The proposed regulation aims to reduce the production and import of fluorocarbons used in refrigeration and air conditioning in the United States by 85 percent over the next 15 years. It’s a goal shared by environmental groups and the business community, who are working together to promote bipartisan legislation that Congress passed in December to tackle the pollutant.
The move is important as it is the first time the federal government has set national limits for HFCs, which were used as replacements for ozone-depleting chlorofluorocarbons in the 1980s but have emerged as a major driver of global warming.
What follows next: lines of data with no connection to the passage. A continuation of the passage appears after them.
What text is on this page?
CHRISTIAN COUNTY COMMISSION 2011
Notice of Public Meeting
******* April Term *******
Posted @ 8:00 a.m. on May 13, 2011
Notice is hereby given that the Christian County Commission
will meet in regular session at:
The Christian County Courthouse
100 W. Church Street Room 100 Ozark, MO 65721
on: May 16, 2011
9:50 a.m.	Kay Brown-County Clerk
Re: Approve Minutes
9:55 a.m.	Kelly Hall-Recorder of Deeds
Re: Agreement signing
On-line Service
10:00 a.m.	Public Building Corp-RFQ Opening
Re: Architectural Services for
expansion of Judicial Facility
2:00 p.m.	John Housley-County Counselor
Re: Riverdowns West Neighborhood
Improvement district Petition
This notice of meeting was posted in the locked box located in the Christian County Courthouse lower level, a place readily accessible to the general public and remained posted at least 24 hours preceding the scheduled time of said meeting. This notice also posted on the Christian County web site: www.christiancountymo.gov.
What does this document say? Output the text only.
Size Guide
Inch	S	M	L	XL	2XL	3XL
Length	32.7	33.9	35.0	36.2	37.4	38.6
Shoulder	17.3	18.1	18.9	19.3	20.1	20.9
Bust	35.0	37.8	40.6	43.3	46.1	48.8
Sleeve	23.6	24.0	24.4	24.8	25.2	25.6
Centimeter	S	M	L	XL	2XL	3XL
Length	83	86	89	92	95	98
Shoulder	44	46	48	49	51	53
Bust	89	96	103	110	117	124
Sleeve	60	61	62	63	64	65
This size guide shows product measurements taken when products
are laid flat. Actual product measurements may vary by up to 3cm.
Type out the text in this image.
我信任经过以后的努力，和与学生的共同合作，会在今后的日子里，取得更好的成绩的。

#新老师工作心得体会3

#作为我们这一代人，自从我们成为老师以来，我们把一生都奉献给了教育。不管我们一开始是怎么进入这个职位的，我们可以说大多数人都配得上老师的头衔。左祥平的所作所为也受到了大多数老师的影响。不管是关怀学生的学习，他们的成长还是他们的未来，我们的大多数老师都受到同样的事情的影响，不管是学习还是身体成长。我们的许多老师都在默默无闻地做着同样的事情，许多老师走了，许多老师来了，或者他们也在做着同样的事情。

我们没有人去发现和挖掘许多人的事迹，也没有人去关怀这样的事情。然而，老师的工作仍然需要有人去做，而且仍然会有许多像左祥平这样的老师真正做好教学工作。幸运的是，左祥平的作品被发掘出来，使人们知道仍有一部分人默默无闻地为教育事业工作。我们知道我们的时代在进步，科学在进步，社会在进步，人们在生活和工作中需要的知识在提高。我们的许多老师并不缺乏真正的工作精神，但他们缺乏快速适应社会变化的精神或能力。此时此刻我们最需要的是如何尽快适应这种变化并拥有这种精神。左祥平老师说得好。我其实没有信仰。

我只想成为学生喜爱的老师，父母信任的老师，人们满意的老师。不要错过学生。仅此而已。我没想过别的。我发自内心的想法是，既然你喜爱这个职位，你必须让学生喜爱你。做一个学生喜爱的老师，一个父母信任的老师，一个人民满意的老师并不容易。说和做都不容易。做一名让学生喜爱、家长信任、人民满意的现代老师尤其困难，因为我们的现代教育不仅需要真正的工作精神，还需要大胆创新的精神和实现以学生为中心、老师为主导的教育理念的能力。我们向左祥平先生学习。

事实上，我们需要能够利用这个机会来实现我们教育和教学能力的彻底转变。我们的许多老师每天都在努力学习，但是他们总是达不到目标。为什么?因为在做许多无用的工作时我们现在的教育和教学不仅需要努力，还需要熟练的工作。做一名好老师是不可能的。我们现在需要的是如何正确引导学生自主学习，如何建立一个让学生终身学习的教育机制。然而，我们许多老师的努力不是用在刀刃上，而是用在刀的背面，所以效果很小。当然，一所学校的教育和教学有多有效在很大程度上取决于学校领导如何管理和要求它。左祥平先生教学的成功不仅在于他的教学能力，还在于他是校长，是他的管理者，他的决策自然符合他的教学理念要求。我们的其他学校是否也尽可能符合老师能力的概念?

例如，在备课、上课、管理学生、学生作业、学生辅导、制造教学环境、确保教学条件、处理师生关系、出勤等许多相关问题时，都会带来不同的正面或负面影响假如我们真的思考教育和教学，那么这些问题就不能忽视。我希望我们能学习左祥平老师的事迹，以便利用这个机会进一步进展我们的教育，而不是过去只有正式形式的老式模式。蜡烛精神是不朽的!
More than a dozen countries have either banned HFCs or have some restrictions.
The speed with which the EPA is proposing the regulation underscores the attention the Biden government is paying to climate change, said Francis Dietz, vice president of public affairs at the Institute of Air Conditioning, Heating and Refrigeration, a trade group.
“You move really fast,” he said. “They say you mean this very seriously.”
The EPA estimates that the HFC scheme would deliver $ 283.9 billion in health and environmental benefits by mid-century in conveying the gains to be made by fighting climate change.
The effort is part of Mr Biden’s ambitious strategy to cut the country’s greenhouse gas emissions roughly in half by 2030. They also align the United States with an international HFC reduction goal that the Biden administration has recognized as part of its intent in its efforts to revitalize American leadership in combating climate change.
Like methane, HFCs have short-term warming effects that are far more powerful than carbon dioxide, but they don’t stay in the atmosphere that long. Scientists have estimated that reducing these types of greenhouse gases can have a noticeable impact, slowing the pace of global warming by 0.6 degrees Celsius by mid-century.
“This is incredibly important,” said Kristen N. Taddonio, a senior climate and energy advisor for the Institute for Governance & Sustainable Development, a nonprofit environmental group. “By acting quickly against these short-lived climate pollutants, of which HFCs are the most powerful, we can buy ourselves some time and actually help prevent climate tipping points.”
As part of a comprehensive coronavirus relief law, Congress last year approved a language instructing EPA to contain HFCs. New York Democrat Senator Chuck Schumer, who was the minority leader at the time, called it “the single greatest win in the fight against climate change to get this body down in a decade.”
The EPA estimates that by 2022 to 2050, the rule will eliminate the equivalent of 4.7 billion tons of carbon dioxide, or about three years of emissions, from America’s energy sector.
The agency said it conducted an “environmental justice analysis” which found that reducing emissions to warm the planet would “benefit populations particularly vulnerable to damage related to climate change, such as the world’s largest population. B. very young, elderly, poor, disabled and indigenous population groups. ”
Echoing an economic issue that Mr Biden has repeatedly raised when discussing his climate change plans, the EPA stated that American manufacturers are at the forefront of developing HFC alternatives and that the new regulations would enable these companies to: to be successful at home and abroad.
Mr Dietz said he hoped federal regulation means businesses don’t face a patchwork of HFC bans in different states.
“This is a big signal to states that the administration is taking this seriously and the federal government is taking it seriously,” he said.
In the final days of the Obama administration, 197 nations, including the United States, signed an agreement in Kigali, Rwanda, declaring their willingness to phase out HFCs. President Donald J. Trump never submitted the agreement to the Senate for ratification. Mr Biden, who brought the United States back to the Paris Agreement on Climate Change, has pledged to send the Kigali amendment to the Senate for approval.